Il y a, par ailleurs, le dossier de la demande d’adhésion turque à l’Union européenne, une entité affaiblie par le retrait de la Grande-Bretagne : les autorités françaises manifestent une défiance à l’égard de la Turquie sur différents dossiers, notamment celui des droits de l’homme, celui de l’occupation armée de la partie nord de l’île de Chypre depuis 1974, avec une république autoproclamée, et celui de la reconnaissance du génocide arménien perpétré en 1915. Il y a, enfin, deux régimes institutionnels qui sont différents, alors même que le terme de « laïcité » est employé pour désigner l’un et l’autre : la République française est fondée sur le principe de la séparation du politique et du religieux, avec quelques exceptions ; la République turque est fondée sur le principe de la subordination du religieux au politique, c’est ainsi que l’Etat turc finance les traitements de dizaines de milliers de fonctionnaires dont la mission est de promouvoir le sunnisme (alors que 15 à 20% de la population turque n’est pas sunnite) dans le pays comme à l’étranger (en Allemagne, en France etc.). Lorsque le président Macron a dit que, pour la gestion de l’islam en France, le financement et les interventions d’Etats étrangers allaient cesser, cela n’a évidemment pas plu au président Erdogan.

Intolérance..?!

6.Vous avez annoncé dans une interview récente en France qu’il est plus facile de parler d’islam en Tunisie et au Liban qu’en France… Quelles seraient vos suggestions pour relancer un débat multi culturel et politique profond entre les intellectuels, les journalistes et les décideurs en France, en Europe et dans la région Euro méditerranéenne ?
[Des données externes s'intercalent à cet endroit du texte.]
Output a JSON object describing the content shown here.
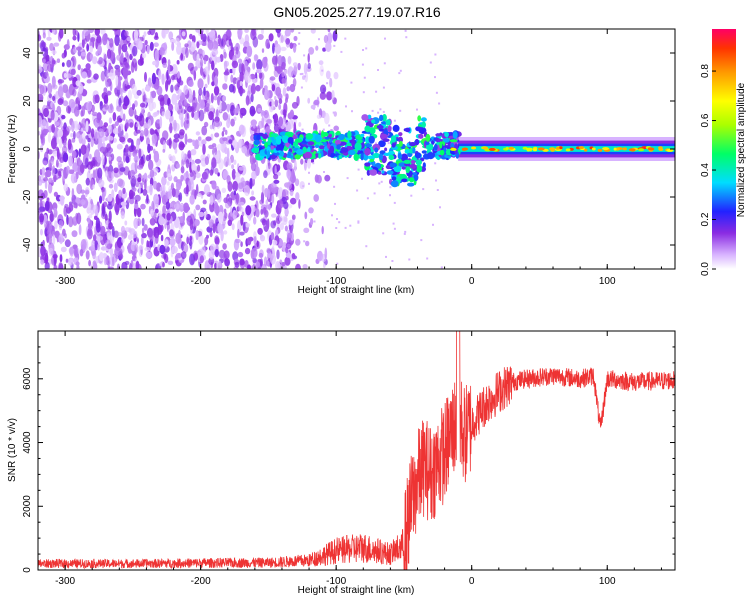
{
  "title": "GN05.2025.277.19.07.R16",
  "chart_data": [
    {
      "type": "heatmap",
      "name": "spectrogram",
      "xlabel": "Height of straight line (km)",
      "ylabel": "Frequency (Hz)",
      "xlim": [
        -320,
        150
      ],
      "ylim": [
        -50,
        50
      ],
      "xticks": [
        -300,
        -200,
        -100,
        0,
        100
      ],
      "yticks": [
        -40,
        -20,
        0,
        20,
        40
      ],
      "colorbar": {
        "label": "Normalized spectral amplitude",
        "range": [
          0,
          0.97
        ],
        "ticks": [
          "0.0",
          "0.2",
          "0.4",
          "0.6",
          "0.8"
        ],
        "tick_values": [
          0.0,
          0.2,
          0.4,
          0.6,
          0.8
        ]
      },
      "regions": [
        {
          "name": "noise",
          "x": [
            -320,
            -130
          ],
          "y": [
            -50,
            50
          ],
          "amplitude": [
            0.02,
            0.18
          ]
        },
        {
          "name": "ionospheric-band",
          "x": [
            -160,
            -10
          ],
          "y": [
            -12,
            12
          ],
          "amplitude": [
            0.1,
            0.55
          ]
        },
        {
          "name": "carrier-line",
          "x": [
            -10,
            150
          ],
          "y": [
            -2,
            2
          ],
          "amplitude": [
            0.3,
            0.95
          ]
        }
      ]
    },
    {
      "type": "line",
      "name": "snr",
      "xlabel": "Height of straight line (km)",
      "ylabel": "SNR (10 * v/v)",
      "xlim": [
        -320,
        150
      ],
      "ylim": [
        0,
        7500
      ],
      "xticks": [
        -300,
        -200,
        -100,
        0,
        100
      ],
      "yticks": [
        0,
        2000,
        4000,
        6000
      ],
      "color": "#ee3333",
      "x": [
        -320,
        -250,
        -200,
        -150,
        -120,
        -100,
        -80,
        -60,
        -50,
        -45,
        -40,
        -35,
        -30,
        -25,
        -20,
        -15,
        -10,
        -5,
        0,
        10,
        20,
        30,
        40,
        60,
        80,
        90,
        95,
        100,
        120,
        150
      ],
      "y": [
        200,
        200,
        220,
        230,
        300,
        600,
        700,
        500,
        800,
        2000,
        2800,
        3300,
        3000,
        3400,
        3700,
        4300,
        4800,
        4200,
        4600,
        5200,
        5600,
        5900,
        6000,
        6100,
        6000,
        6100,
        4400,
        6000,
        5900,
        5950
      ]
    }
  ]
}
Chacun a un rôle à jouer à son niveau : les journalistes, les universitaires, les membres des professions libérales, les étudiants. Je vous donne un exemple : en 2010, avec des historiens marocains de l’Université d’Agadir, nous avons lancé la communauté thématique « Histoire euro-méditerranéenne », en y associant des chercheurs libanais, suisses puis belges. Chaque année, nous nous sommes retrouvés pour travailler ensemble sur un thème en lien avec les religions (« Migrations religieuses » ; « Religions et sciences » ; « Femmes et religion » ; « Religions et gestion de la violence » etc.) : il ne s’agissait pas de juxtaposer des analyses, mais de travailler ensemble pour se mettre d’accord sur une formulation commune. Ce n’était pas toujours facile, mais les divergences principales passaient le plus souvent entre chercheurs d’un même pays et non de deux pays différents. Plus de soixante-dix personnes ont contribué à la réalisation de centaines de pages de cours en ligne, accessibles gratuitement, en trois langues (français, arabe, anglais). L’un des principes qui nous a guidé a été le suivant : nous ne sommes pas responsables des faits du passé, quels qu’ils soient, ils ont été accomplis par d’autres personnes que nous, en revanche, nous sommes pleinement responsables de la manière dont nous en parlons. Cela nous a permis de parler de tout, sans tabou : http://hemed.univ-lemans.fr/

L’après Covid 19

7. Êtes-vous optimiste pour le sort du débat multiculturel et politique et la coopération internationale après Covid 19 ? Les crises économiques risqueraient-elles d’encourager les extrémismes et l’intolérance à l »échelle internationale ?

Je ne suis qu’un modeste historien, je ne parle donc que des faits du passé. Je constate, effectivement, que les crises antérieures – économiques, géopolitiques, sanitaires – ont pu être des catalyseurs de conflits, dynastiques, religieux, nationaux.

Mais, en même temps, ces conflits n’ont jamais été le dernier mot de l’histoire, parce que des hommes et des femmes ont cherché et trouvé temporairement les moyens d’en sortir.